L'opposition a des problèmes. Bon, la dernière fois, nous avons eu un différend quand moi j'ai voulu aller négocier avec les autres Partis, les partis du FRAD n'ont pas voulu, mais cela au fond, c'est réglé, puisqu'après, on s'est dit qu'il fallait tous qu'on soit ensemble, et maintenant Dieu merci il y a quinze Partis politiques qui se réunissent, qui travaillent ensemble, ce qui veut dire qu’au fond, nous avons tous opté pour l'ouverture. On a élargi à tous ceux que certains considéraient comme des vendus au pouvoir. Maintenant on travaille ensemble.

-Aboubacar SAKHO : Depuis la fin des élections communales et communautaires , Jean Marie DORÉ a préféré prendre ses distances par rapport au F.R.A.D., et aujourd'hui les autres Partis travaillent sans L'UPG.Quelle est la situation à ce niveau ?
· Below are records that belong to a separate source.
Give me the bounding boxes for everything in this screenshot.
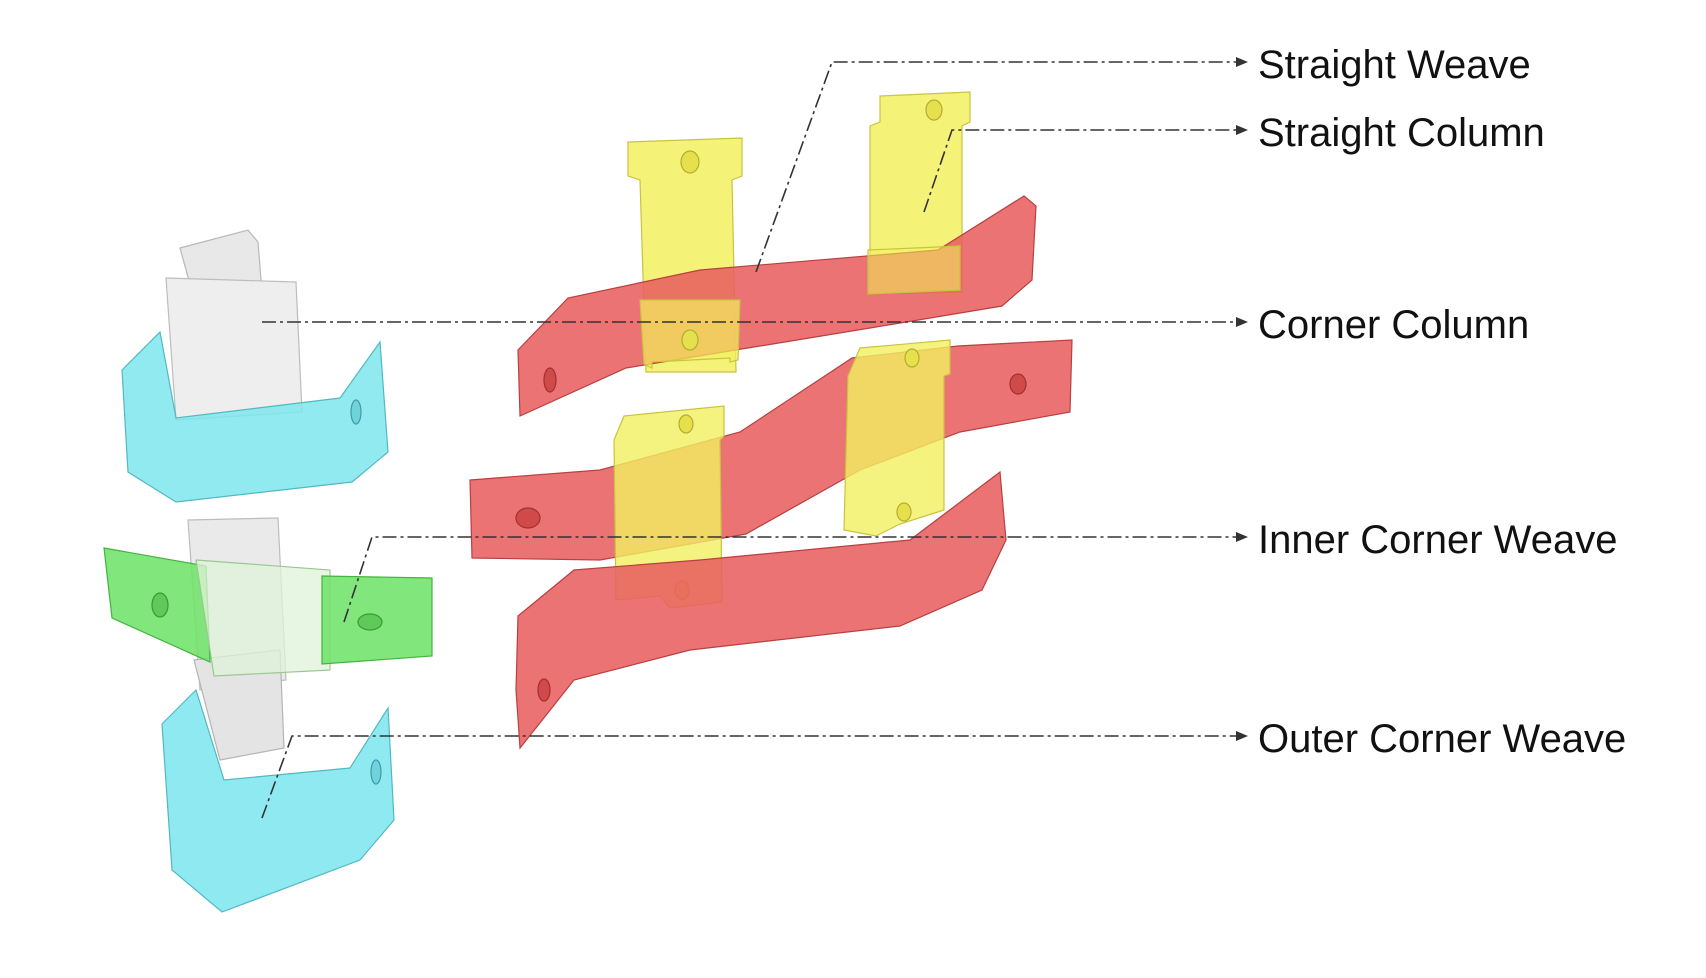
straight-weave-lower xyxy=(515,470,1007,750)
column-2-mid xyxy=(867,245,961,295)
middle-weave-right-hole xyxy=(1009,373,1027,395)
column-2-top-hole xyxy=(925,99,943,121)
upper-weave-hole xyxy=(543,367,557,393)
leader-outer-corner-weave xyxy=(261,735,1236,819)
leader-inner-corner-weave xyxy=(343,536,1236,623)
label-corner-column: Corner Column xyxy=(1258,303,1529,347)
outer-corner-weave-bottom-part xyxy=(161,688,395,913)
inner-weave-left-hole xyxy=(151,592,169,618)
inner-weave-center xyxy=(195,559,331,677)
inner-weave-right-hole xyxy=(357,613,383,631)
leader-arrow-straight-weave xyxy=(1236,57,1248,67)
label-inner-corner-weave: Inner Corner Weave xyxy=(1258,518,1617,562)
straight-assembly xyxy=(469,91,1073,750)
straight-columns-front xyxy=(639,245,961,369)
label-outer-corner-weave: Outer Corner Weave xyxy=(1258,717,1626,761)
outer-weave-top-hole xyxy=(350,399,362,425)
middle-weave-left-hole xyxy=(515,507,541,529)
outer-weave-bottom-body xyxy=(161,688,395,913)
outer-weave-bottom-hole xyxy=(370,759,382,785)
leader-arrow-corner-column xyxy=(1236,317,1248,327)
leader-arrow-inner-corner-weave xyxy=(1236,532,1248,542)
inner-corner-weave-part xyxy=(103,547,433,677)
outer-corner-weave-top-part xyxy=(121,330,389,503)
lower-weave-hole xyxy=(537,678,551,702)
column-4 xyxy=(843,339,951,537)
leader-arrow-outer-corner-weave xyxy=(1236,731,1248,741)
column-3-top-hole xyxy=(678,414,694,434)
part-labels: Straight Weave Straight Column Corner Co… xyxy=(1258,43,1626,761)
leader-straight-column xyxy=(923,129,1236,213)
label-straight-weave: Straight Weave xyxy=(1258,43,1531,87)
column-4-top-hole xyxy=(904,348,920,368)
column-1-top-hole xyxy=(680,150,700,174)
lower-weave-body xyxy=(515,470,1007,750)
leader-lines xyxy=(261,57,1248,819)
leader-arrow-straight-column xyxy=(1236,125,1248,135)
column-1-bottom-hole xyxy=(681,329,699,351)
corner-column-upper-body xyxy=(165,277,303,421)
corner-assembly xyxy=(103,229,433,913)
column-4-bottom-hole xyxy=(896,502,912,522)
label-straight-column: Straight Column xyxy=(1258,111,1545,155)
outer-weave-top-body xyxy=(121,330,389,503)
-BAH Mamadou : Jean Marie a eu un problème, pas avec moi, mais avec le RPG et L'UFR. Un problème de stratégie électorale. Je crois qu'il a voulu pousser très loin, l'unité ne le permettait pas. Par exemple de décréter qu'on donne la Forêt à Jean Marie, la Haute Guinée à Alpha CONDÉ, le Fouta à L'UPR et la Basse Guinée à L'UFR.On ne peut pas diviser le pays comme ça.

Moi personnellement, j'avais dit aux membres de mon parti que ces élections sont des élections locales, donc c'est chaque fédération qui prend sa décision, et que moi je n'allais pas intervenir.Alpha CONDÉ aussi a appliqué la même méthode, il a laissé la base prendre les décisions.Mais Jean Marie DORÉ voulait que le sommet des Partis impose à la base des candidats ou des désistements. Ce n'est ni démocratique, ni efficace, parce que si on désigne quelqu'un qui n'a déjà pas pu avoir grand monde dans une circonscription, et qu'on exige du parti qui a la majorité dans cette circonscription qu'il se désiste en en faveur de l'autre, ça ne peut pas marcher !
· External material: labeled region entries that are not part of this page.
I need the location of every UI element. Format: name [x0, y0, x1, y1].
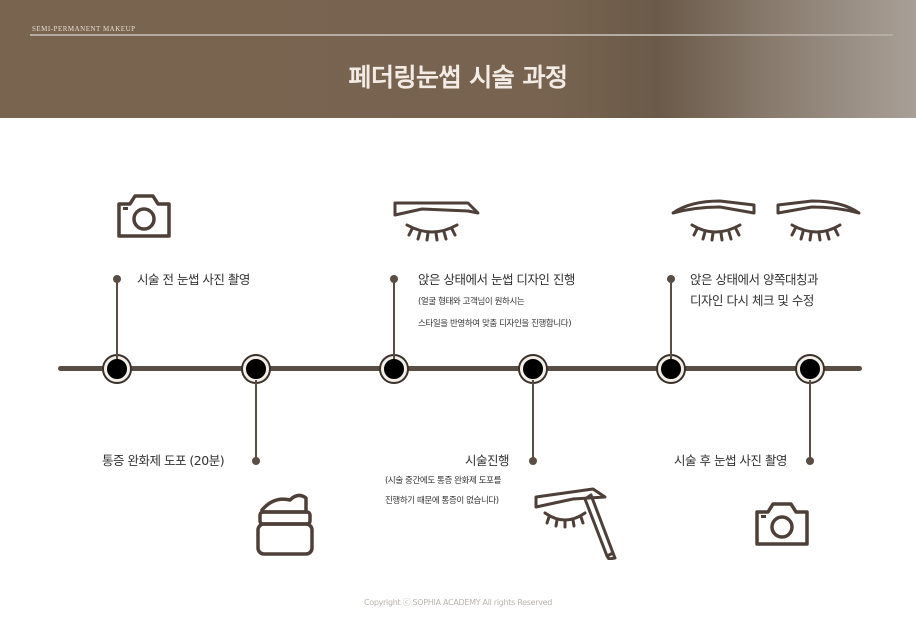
step-4-note-1: (시술 중간에도 통증 완화제 도포를: [385, 476, 502, 486]
timeline-line: [58, 366, 862, 371]
step-3-note-2: 스타일을 반영하여 맞춤 디자인을 진행합니다): [418, 319, 572, 329]
timeline-node-6: [797, 356, 823, 382]
cream-jar-icon: [256, 493, 314, 556]
right-eye-icon: [776, 199, 861, 242]
left-eye-icon: [671, 199, 756, 242]
connector-dot-1: [113, 275, 121, 283]
timeline-node-1: [104, 356, 130, 382]
step-4-note-2: 진행하기 때문에 통증이 없습니다): [385, 496, 499, 506]
connector-3: [393, 279, 395, 359]
connector-dot-4: [529, 457, 537, 465]
camera-icon: [117, 194, 171, 238]
step-3-label: 앉은 상태에서 눈썹 디자인 진행: [418, 272, 575, 287]
connector-dot-3: [390, 275, 398, 283]
timeline-node-2: [243, 356, 269, 382]
camera-icon: [755, 502, 809, 546]
header-divider: [30, 34, 893, 36]
step-2-label: 통증 완화제 도포 (20분): [102, 453, 225, 468]
timeline-node-4: [520, 356, 546, 382]
connector-dot-5: [667, 275, 675, 283]
header-banner: SEMI-PERMANENT MAKEUP 페더링눈썹 시술 과정: [0, 0, 916, 118]
connector-1: [116, 279, 118, 359]
step-6-label: 시술 후 눈썹 사진 촬영: [674, 453, 787, 468]
connector-dot-2: [252, 457, 260, 465]
timeline-node-5: [658, 356, 684, 382]
step-5-label-2: 디자인 다시 체크 및 수정: [690, 293, 814, 308]
connector-2: [255, 380, 257, 460]
page-title: 페더링눈썹 시술 과정: [348, 63, 568, 92]
connector-5: [670, 279, 672, 359]
eye-brow-icon: [393, 201, 480, 242]
connector-dot-6: [806, 457, 814, 465]
brand-label: SEMI-PERMANENT MAKEUP: [32, 25, 136, 33]
eye-pencil-icon: [534, 487, 617, 560]
connector-4: [532, 380, 534, 460]
step-5-label-1: 앉은 상태에서 양쪽대칭과: [690, 272, 818, 287]
connector-6: [809, 380, 811, 460]
timeline-node-3: [381, 356, 407, 382]
step-1-label: 시술 전 눈썹 사진 촬영: [137, 272, 250, 287]
step-4-label: 시술진행: [465, 453, 510, 468]
copyright-text: Copyright ⓒ SOPHIA ACADEMY All rights Re…: [363, 598, 553, 607]
step-3-note-1: (얼굴 형태와 고객님이 원하시는: [418, 297, 525, 307]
Ça, c'est un différend qui n'est pas un différend électoral. DORÉ, je crois qu'il a tort d'en faire un problème électoral. C'est une formule qu'il a décidée comme ça. Mais si les autres ne sont pas d'accord, démocratiquement (rire), il devrait accepter ce que ces autres aussi pensent. Je cois que ça va se régler, maintenant que les Partis au nombre de quinze sont ensemble, il n'y a aucune raison qu'il ne vienne pas lui aussi avec nous. Je pense qu'on va tout faire pour qu'il vienne afin qu'on aboutisse à des résultats concluants.

-Aboubacar SAKHO : Les assises nationales prévues les 24- 25 et 26 février 2006 à Conakry par les Partis politiques de l'opposition ne donneront-elles pas l'allure d'une conférence nationale ?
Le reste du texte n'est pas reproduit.